Another example concerns what can happen if simple carbohydrates other than lactose go into the abomasum. Glucose is a very simple sugar and is called blood sugar because it is the sugar that circulates in the blood. Normally, there would not be much glucose in the diet of the calf or mature cow. If glucose is introduced into the abomasum (for example, during research), it is fermented to ethyl alcohol by yeast. This alcohol is absorbed and causes intoxication, which is undesirable. Lactose, however, is not fermented by yeast, and any other carbohydrate that the calf or older cow is likely to consume will usually be in dry feed that will go into the rumen and be broken down there, thus avoiding any problem.

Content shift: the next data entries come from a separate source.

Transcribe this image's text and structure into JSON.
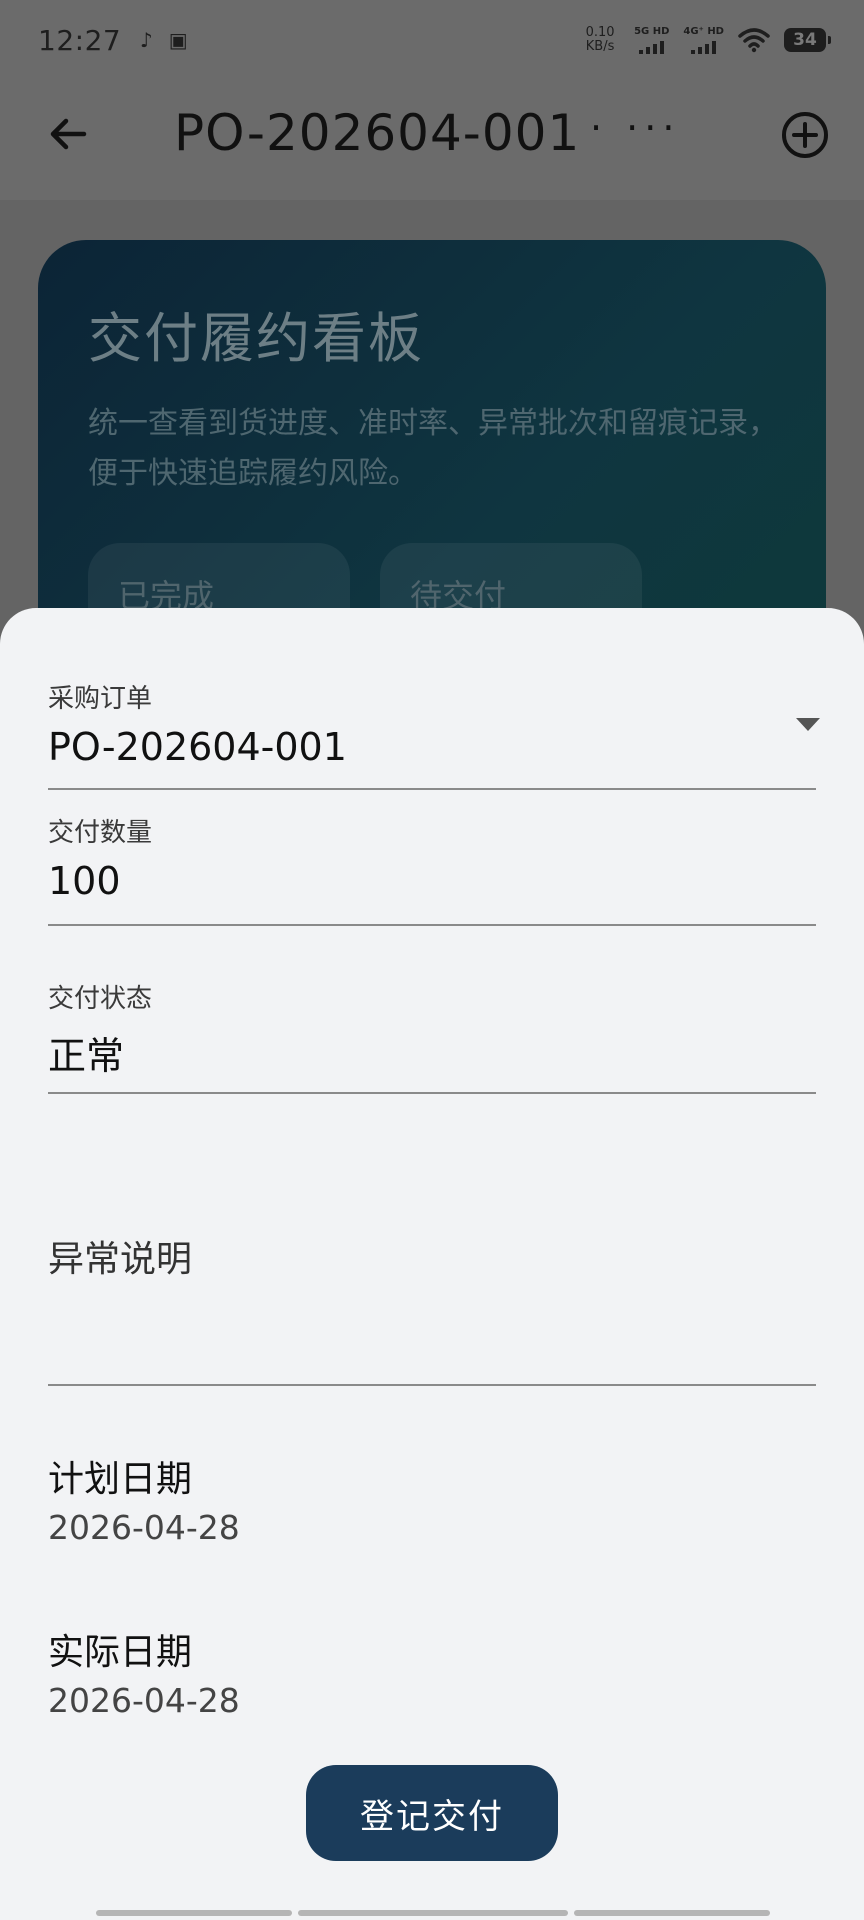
{
  "status_bar": {
    "time": "12:27",
    "app_icons": [
      "tiktok-icon",
      "gallery-icon"
    ],
    "net_speed_value": "0.10",
    "net_speed_unit": "KB/s",
    "signal1_label": "5G HD",
    "signal2_label": "4G⁺ HD",
    "battery": "34"
  },
  "app_bar": {
    "title": "PO-202604-001",
    "more": "· ···",
    "back_icon": "arrow-left-icon",
    "add_icon": "add-circle-icon"
  },
  "hero": {
    "title": "交付履约看板",
    "description": "统一查看到货进度、准时率、异常批次和留痕记录，便于快速追踪履约风险。",
    "chips": [
      {
        "label": "已完成"
      },
      {
        "label": "待交付"
      }
    ]
  },
  "form": {
    "po": {
      "label": "采购订单",
      "value": "PO-202604-001"
    },
    "quantity": {
      "label": "交付数量",
      "value": "100"
    },
    "status": {
      "label": "交付状态",
      "value": "正常"
    },
    "exception": {
      "placeholder": "异常说明"
    },
    "planned_date": {
      "label": "计划日期",
      "value": "2026-04-28"
    },
    "actual_date": {
      "label": "实际日期",
      "value": "2026-04-28"
    },
    "submit_label": "登记交付"
  }
}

Yet another example is regurgitation, which is the ability of the cow to move a small portion of feed from the rumen back to the mouth where it can be chewed again and more saliva added. This is advantageous because the cow typically consumes very fibrous feeds. Still another example is the ability of the rumen and reticulum to undergo strong contractions according to certain patterns. These contractions provide mixing of contents to aid fermentation, provide a way to eliminate gases that are produced, and facilitate regurgitation. Other examples about the rumen and reticulum, and interesting things about the omasum, could be given. However, it should be apparent from the examples already given that the design of the digestive tract enables the cow to function efficiently at different ages when the requirements of the animal (and the feeds consumed by the animal) are vastly different. These design features allow the cow to use feedstuffs humans cannot use and to provide high quality products that humans can use. Where there is a design, there must be a Designer.